Rob did what he would have done for family. Remembering his lost graves, he paid the priest to order a stone and specified how it was to be marked.

Henry Croft.
Barber-surgeon.
Died Jul 11 in the yr A.D. 1030.

“Mayhap Requiescat in Pace, or some such?” the priest said.

The only epitaph true to Barber that came to him was Carpe Diem, “Enjoy the Day.” Yet, somehow …

And then he smiled.

The priest was annoyed when he heard the selection. But the formidable young stranger was paying for the stone and insisted, so the cleric carefully wrote it down.

Fumum vendidi. “I sold smoke.”

Watching this cold-eyed priest putting away his profit with a satisfied mien, Rob realized that it wouldn’t be remarkable if no stone were raised to a dead barber-surgeon. With no one in Aire’s Cross to care.

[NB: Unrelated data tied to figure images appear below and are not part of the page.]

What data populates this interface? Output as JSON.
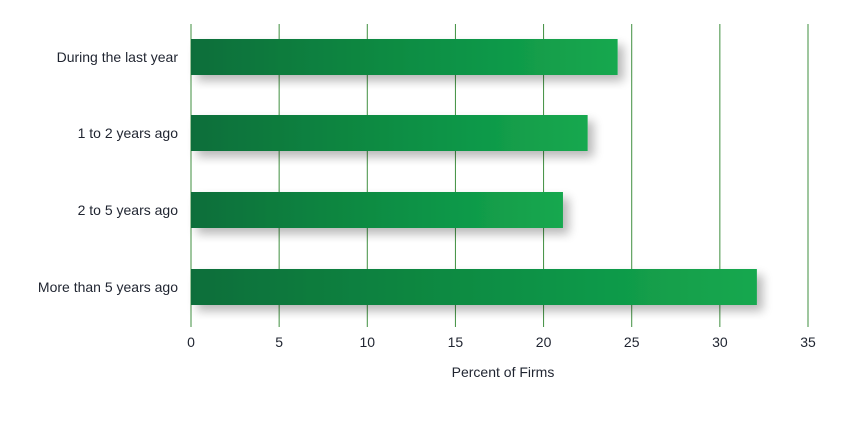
{
  "chart_data": {
    "type": "bar",
    "orientation": "horizontal",
    "categories": [
      "During the last year",
      "1 to 2 years ago",
      "2 to 5 years ago",
      "More than 5 years ago"
    ],
    "values": [
      24.2,
      22.5,
      21.1,
      32.1
    ],
    "xlabel": "Percent of Firms",
    "ylabel": "",
    "xlim": [
      0,
      35
    ],
    "x_ticks": [
      "0",
      "5",
      "10",
      "15",
      "20",
      "25",
      "30",
      "35"
    ],
    "grid": "vertical",
    "legend": "none",
    "colors": {
      "bar_start": "#0d6e3a",
      "bar_mid": "#0a8a42",
      "bar_end": "#16a84f",
      "grid": "#3f8f3f"
    }
  }
}
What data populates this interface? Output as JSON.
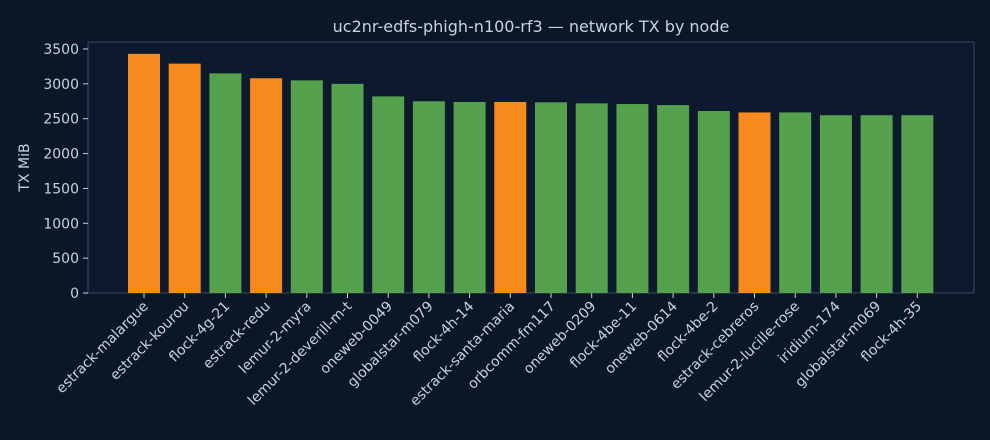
{
  "chart_data": {
    "type": "bar",
    "title": "uc2nr-edfs-phigh-n100-rf3 — network TX by node",
    "xlabel": "",
    "ylabel": "TX MiB",
    "ylim": [
      0,
      3600
    ],
    "yticks": [
      0,
      500,
      1000,
      1500,
      2000,
      2500,
      3000,
      3500
    ],
    "grid": false,
    "categories": [
      "estrack-malargue",
      "estrack-kourou",
      "flock-4g-21",
      "estrack-redu",
      "lemur-2-myra",
      "lemur-2-deverill-m-t",
      "oneweb-0049",
      "globalstar-m079",
      "flock-4h-14",
      "estrack-santa-maria",
      "orbcomm-fm117",
      "oneweb-0209",
      "flock-4be-11",
      "oneweb-0614",
      "flock-4be-2",
      "estrack-cebreros",
      "lemur-2-lucille-rose",
      "iridium-174",
      "globalstar-m069",
      "flock-4h-35"
    ],
    "values": [
      3430,
      3290,
      3150,
      3080,
      3050,
      3000,
      2820,
      2750,
      2740,
      2740,
      2735,
      2720,
      2710,
      2695,
      2610,
      2590,
      2590,
      2550,
      2550,
      2550
    ],
    "highlighted": [
      true,
      true,
      false,
      true,
      false,
      false,
      false,
      false,
      false,
      true,
      false,
      false,
      false,
      false,
      false,
      true,
      false,
      false,
      false,
      false
    ],
    "colors": {
      "default": "#55a14e",
      "highlight": "#f78a1d",
      "background": "#0b1628",
      "plot_background": "#0d1a2e",
      "axis": "#3a4a60",
      "text": "#c8d2e0"
    }
  }
}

“I shall be back one day soon to see that all is to my satisfaction.”

A veil came over the priest’s eyes. “Go with God,” he said shortly, and went back into the church.

Weary to the bone and hungry, Rob drove Horse to where he had left their things in the willow copse.

Nothing had been disturbed. When he had loaded it all back into the wagon, he sat in the grass and ate. What remained of the meat pie was spoiled, but he chewed and swallowed a stale loaf Barber had baked four days before.

It occurred to him that he was the heir. It was his horse and his wagon. He had inherited the instruments and techniques, the ratty fur blankets, the juggling balls and the magic tricks, the dazzle and the smoke, the decisions about where to go tomorrow and the day after tomorrow.

The first thing he did was remove the flasks of Special Batch and throw them against a rock, smashing them one by one.

He would sell Barber’s weapons; his own were better. But he hung the Saxon horn around his neck.

He clambered onto the front seat of the wagon and sat there, solemn and erect, as though it were a throne.

Perhaps, he thought, he would look around and get himself a boy.